Species: Male rhesus monkey (9 lb.)

Spacecraft: V-2 rocket

Nation: U.S.

The results of this Air Force test were disappointing. The monkey died aloft.

Date: 1949-1959

Name: None

Species: Dogs, rabbits, cats

Spacecraft: V-2A and V-5V rockets

Nation: U.S.S.R.

Thirty-nine firings during this period involved dogs. The animals experienced up to 5 g's (five times their own weight) at lift-off and were weightless for a few minutes at a time during the flights. A few dogs were anesthetized and those, reacting mechanically and without fear, gave some psychological insight into space travel by showing little or no increase in heartbeat and respiratory rate. The dogs wore space suits, essential in the nonhermetically sealed chambers.

Date: 1951

Name: None

Species: 1 monkey, 11 mice

Spacecraft: Aerobee rocket

Nation: U.S.

The animalnauts died at 236,000 ft.

Date: 1952

Name: Pat and Mike

Species: Rhesus monkeys

Spacecraft: Aerobee 3 rocket

Nation: U.S.

The monkey's rocket reached an altitude of 36 mi., making them the first animalnauts to enter--and die in--the upper atmosphere.

Date: Nov. 3, 1957

Name: Kudryavka (known as Laika)

Species: Female Samoyed husky (11 lb.)

Spacecraft: Sputnik 2 satellite

Nation: U.S.S.R.

Laika was the first animal ever put into orbit around the earth.
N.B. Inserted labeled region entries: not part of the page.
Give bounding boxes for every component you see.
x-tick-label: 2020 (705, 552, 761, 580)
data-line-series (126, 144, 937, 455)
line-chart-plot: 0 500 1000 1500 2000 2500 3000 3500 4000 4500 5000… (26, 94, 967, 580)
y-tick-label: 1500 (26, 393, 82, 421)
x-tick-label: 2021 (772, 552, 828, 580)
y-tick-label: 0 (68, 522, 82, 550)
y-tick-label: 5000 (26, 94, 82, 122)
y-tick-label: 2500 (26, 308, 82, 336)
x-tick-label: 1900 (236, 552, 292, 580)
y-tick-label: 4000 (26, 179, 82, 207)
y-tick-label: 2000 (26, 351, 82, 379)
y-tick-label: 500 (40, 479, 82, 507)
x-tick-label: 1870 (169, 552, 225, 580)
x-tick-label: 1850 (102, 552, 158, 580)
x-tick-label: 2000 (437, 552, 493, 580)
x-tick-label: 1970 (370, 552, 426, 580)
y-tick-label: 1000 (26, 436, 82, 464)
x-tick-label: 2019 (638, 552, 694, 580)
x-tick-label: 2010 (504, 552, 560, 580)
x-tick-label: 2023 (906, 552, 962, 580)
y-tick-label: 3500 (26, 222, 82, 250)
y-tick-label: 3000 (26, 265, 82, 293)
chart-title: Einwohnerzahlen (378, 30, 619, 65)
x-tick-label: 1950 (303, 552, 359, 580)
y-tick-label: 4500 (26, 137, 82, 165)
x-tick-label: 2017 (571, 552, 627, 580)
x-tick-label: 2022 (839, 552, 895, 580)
She was conditioned for many months before flight. Traveling in a cylindrical chamber which was maintained at room temperature and supplied with fresh air, she was fed a nutritional paste, was confined with metal straps, and was covered with electrodes which monitored her pulse, respiration, and body movements. The purpose of the flight was to study life support systems and the effects of prolonged weightlessness (scientists feared muscular atrophy, confusion of the inner ear, blood pressure complications, and eating and drinking difficulties). Laika adapted well and experienced no apparent ill effects from weightlessness. The "reentry problem" had not yet been solved, and no provisions were made to return Laika to Earth. She died after 10 days, when her oxygen ran out. Her animalnaut record altitude of 1,050 mi. was surpassed a year later when U.S. mice Laska and Benjy reached a height of 1,400 mi. Although the nose cone containing the mice was not recovered, it is believed that they survived reentry.